(738g) Elucidating Structure-Function Relationships of Molybdenum Oxides for Catalytic Alkane Dehydrogenation

Ethylene, propylene, and isobutylene are critical building blocks in the chemical industry for a vast array of applications such as paints, adhesives, and fuel additives. Traditionally, these olefin feedstocks are produced via naphtha cracking. Recent technological advances in natural gas production, though, have resulted in an abundance of light alkanes. Coupled with a growing demand for light olefins, this shift has led to renewed interest in catalytic dehydrogenation as a way to selectively convert alkanes into their corresponding olefins. Although industrial light alkane dehydrogenation processes are typically catalyzed by supported Pt or CrO_x materials, the high cost of Pt and adverse health effects associated with Cr⁶⁺ motivate research into alternative catalysts, particularly in the metal oxide space.
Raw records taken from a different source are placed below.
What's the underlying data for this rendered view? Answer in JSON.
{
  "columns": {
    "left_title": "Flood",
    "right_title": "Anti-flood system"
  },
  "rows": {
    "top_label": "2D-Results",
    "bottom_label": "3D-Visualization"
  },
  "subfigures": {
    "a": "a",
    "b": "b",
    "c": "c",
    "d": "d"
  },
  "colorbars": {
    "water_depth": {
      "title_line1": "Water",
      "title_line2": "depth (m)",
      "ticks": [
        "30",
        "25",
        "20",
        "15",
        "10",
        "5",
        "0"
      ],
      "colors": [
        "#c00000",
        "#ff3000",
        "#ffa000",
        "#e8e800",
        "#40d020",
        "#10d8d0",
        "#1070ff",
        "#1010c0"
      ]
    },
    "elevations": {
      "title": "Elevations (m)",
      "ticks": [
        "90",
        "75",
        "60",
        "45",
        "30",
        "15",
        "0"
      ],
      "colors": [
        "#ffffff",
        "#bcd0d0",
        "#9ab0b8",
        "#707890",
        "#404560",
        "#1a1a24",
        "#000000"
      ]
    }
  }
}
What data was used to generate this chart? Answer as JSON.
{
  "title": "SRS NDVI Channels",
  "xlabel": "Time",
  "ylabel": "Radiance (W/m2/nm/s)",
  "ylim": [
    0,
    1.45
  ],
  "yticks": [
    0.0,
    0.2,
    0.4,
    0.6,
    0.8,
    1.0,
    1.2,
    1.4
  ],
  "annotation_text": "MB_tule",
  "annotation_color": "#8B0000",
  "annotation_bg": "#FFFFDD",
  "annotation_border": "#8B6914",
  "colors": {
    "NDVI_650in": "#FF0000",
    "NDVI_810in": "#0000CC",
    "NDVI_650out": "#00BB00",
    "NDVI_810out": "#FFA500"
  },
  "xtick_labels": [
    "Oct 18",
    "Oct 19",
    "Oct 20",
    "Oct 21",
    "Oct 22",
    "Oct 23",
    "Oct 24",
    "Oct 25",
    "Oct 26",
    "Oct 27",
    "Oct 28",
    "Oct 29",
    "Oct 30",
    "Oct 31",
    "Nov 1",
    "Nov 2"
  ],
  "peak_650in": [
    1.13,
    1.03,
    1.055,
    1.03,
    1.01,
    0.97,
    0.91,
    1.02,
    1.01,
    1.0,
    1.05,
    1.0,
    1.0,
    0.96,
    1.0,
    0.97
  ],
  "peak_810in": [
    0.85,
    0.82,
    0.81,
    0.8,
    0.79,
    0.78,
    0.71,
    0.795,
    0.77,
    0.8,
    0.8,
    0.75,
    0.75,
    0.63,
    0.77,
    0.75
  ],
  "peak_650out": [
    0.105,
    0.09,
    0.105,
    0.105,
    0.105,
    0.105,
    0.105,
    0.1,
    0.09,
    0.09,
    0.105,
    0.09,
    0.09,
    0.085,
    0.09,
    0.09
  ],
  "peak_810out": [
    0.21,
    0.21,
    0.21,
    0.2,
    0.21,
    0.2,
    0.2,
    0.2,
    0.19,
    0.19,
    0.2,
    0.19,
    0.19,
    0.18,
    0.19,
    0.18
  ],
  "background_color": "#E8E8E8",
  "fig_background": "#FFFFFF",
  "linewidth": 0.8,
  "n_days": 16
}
Previous studies on bulk MoO₃ have shown that molybdenum oxides exhibit catalytic alkane dehydrogenation activity but deactivate quickly as the Mo reduces to lower oxidation states. However, as metal loading decreases, the Mo species transitions from crystalline nanoparticles to isolated sites and becomes increasingly more difficult to reduce. Using isobutane as a probe molecule, this study explores different morphologies of supported MoO_x species and their alkane dehydrogenation activities. Our preliminary results show that all MoO_x catalysts exhibit similar initial activities. However, while high Mo loading catalysts are easily reduced and follow similar deactivation trends as those observed with bulk MoO_x, low Mo loading catalysts exhibit very little reduction or deactivation even after several hours under non-oxidative reaction conditions. Highlighting the importance of catalyst structure on its activity and stability, sub-monolayer metal oxides may warrant further investigation as alternative light alkane dehydrogenation catalysts even if their bulk oxide counterparts may not.